Despite compelling data from trials like PATINA, some patients with ER+/HER2+ breast cancer refuse maintenance endocrine therapy due to side effects. This highlights a real-world gap between clinical trial evidence and patient adherence, forcing oncologists to navigate patient preferences against optimal treatment protocols.

A key red flag was the study's ClinicalTrials.gov entry using past-tense language for its inclusion criteria (e.g., "patients received immunotherapy"). This, along with an exclusion criterion for "loss to follow up," strongly suggests the study was a retrospective analysis of existing patient data, not a prospective trial as presented.

The study utilized "interruption-free survival" as a primary endpoint, a pragmatic measure derived from real-world data. This serves as a valuable surrogate for treatment toxicity, as clinicians typically pause treatment in response to adverse events, providing a quantifiable measure of a drug's real-world tolerability.

Immunotherapy antibodies bind to immune cells for weeks or months, a pharmacodynamic (PD) effect far longer than their pharmacokinetic (PK) half-life. This long-lasting binding suggests that minor variations in infusion timing for subsequent doses are unlikely to impact overall outcomes, casting doubt on the study's core hypothesis.

In the ASCENT-07 trial, investigators may have prematurely switched patients from the standard chemotherapy arm to superior, commercially available ADCs at the first hint of progression. This real-world practice can mask an experimental drug's true benefit on progression-free survival.

The study presented three different datasets over a short period. While efficacy endpoints like PFS and OS changed, the toxicity data remained identical.
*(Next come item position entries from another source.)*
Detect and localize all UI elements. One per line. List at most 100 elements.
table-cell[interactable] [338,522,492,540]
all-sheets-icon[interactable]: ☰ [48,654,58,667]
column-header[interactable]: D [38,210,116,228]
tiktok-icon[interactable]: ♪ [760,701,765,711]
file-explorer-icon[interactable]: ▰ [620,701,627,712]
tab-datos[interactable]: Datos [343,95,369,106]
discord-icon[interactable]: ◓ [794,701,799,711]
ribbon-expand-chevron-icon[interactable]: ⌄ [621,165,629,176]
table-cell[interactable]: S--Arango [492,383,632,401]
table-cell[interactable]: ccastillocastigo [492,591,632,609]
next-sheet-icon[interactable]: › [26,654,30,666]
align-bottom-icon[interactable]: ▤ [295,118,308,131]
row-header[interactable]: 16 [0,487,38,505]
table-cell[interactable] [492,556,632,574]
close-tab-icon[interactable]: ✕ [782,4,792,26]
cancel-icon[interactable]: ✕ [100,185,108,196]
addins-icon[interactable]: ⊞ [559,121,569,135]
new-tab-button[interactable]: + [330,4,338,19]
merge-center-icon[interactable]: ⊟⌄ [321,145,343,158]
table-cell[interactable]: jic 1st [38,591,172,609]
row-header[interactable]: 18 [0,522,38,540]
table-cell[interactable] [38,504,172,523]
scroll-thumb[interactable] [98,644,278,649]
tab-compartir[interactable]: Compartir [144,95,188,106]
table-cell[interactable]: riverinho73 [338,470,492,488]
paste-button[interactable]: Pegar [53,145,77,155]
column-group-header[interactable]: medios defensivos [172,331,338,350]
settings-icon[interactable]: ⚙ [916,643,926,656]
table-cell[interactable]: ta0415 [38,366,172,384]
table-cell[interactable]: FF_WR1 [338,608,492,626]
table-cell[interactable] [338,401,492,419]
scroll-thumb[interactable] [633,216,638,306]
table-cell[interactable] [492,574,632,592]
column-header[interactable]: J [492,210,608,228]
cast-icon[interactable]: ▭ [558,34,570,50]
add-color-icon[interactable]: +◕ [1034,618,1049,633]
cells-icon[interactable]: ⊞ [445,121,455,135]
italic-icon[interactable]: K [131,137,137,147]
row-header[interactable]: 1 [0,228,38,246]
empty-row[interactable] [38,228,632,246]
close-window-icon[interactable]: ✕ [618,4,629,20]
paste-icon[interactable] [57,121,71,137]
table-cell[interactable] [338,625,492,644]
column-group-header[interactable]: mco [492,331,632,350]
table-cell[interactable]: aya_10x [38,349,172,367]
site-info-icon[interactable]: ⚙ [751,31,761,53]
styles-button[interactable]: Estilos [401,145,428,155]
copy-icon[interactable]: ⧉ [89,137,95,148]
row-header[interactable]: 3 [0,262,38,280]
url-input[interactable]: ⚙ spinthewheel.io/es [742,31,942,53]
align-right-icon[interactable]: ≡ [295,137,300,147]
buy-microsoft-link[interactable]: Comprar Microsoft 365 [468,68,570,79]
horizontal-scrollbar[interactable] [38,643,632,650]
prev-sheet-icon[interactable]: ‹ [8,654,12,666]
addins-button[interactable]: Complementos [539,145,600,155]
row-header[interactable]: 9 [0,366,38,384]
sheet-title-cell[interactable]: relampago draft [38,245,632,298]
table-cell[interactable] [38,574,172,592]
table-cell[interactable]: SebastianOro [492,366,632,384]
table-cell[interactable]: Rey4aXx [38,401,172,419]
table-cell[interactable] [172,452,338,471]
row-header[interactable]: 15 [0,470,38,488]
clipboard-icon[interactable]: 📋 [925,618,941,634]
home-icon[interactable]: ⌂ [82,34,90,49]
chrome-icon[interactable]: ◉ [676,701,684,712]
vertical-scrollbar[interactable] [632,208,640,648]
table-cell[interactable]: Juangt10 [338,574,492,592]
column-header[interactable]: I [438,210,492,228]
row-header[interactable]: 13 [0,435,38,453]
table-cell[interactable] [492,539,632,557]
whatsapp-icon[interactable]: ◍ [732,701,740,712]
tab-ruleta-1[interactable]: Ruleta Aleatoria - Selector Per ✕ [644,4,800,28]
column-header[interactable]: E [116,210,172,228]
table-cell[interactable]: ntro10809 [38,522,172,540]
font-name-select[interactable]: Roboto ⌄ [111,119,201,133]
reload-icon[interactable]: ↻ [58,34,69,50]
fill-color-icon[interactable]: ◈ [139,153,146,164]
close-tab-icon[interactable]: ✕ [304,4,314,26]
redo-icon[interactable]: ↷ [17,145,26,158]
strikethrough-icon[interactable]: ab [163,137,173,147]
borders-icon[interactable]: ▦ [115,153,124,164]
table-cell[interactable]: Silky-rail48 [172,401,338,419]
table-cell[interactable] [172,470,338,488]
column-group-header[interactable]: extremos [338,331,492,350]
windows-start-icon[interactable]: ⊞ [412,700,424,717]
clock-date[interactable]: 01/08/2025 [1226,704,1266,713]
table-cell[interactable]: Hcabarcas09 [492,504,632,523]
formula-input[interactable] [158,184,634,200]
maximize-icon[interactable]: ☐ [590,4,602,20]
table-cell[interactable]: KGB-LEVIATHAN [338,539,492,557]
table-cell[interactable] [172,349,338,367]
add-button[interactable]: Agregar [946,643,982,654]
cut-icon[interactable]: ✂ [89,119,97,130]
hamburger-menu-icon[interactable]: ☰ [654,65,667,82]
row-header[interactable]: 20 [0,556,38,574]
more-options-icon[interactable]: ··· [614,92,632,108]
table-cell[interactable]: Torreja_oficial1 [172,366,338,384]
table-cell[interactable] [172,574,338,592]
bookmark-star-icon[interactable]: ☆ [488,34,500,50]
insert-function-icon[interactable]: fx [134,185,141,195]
This is highly unusual, as resolving censored patient data for efficacy should also lead to updated toxicity information, suggesting a rushed or incomplete analysis process.

Experts believe the stark difference in complete response rates (5% vs 30%) between two major ADC trials is likely due to "noise"—variations in patient populations (e.g., more upper tract disease) and stricter central review criteria, rather than a fundamental difference in the therapies' effectiveness.

The study's progression-free survival (PFS) curve was unusually smooth, lacking the stepwise drops expected from scheduled scans in oncology trials. More alarmingly, the "numbers at risk" table showed more patients remaining than were represented on the graph at certain time points—a statistical impossibility suggesting a significant reporting or programming error.

The PSMA edition trial's fixed six-cycle Lutetium regimen, designed nearly a decade ago, is now seen as suboptimal. This illustrates how the long duration of clinical trials means their design may not reflect the latest scientific understanding (e.g., adaptive dosing) by the time results are published and debated.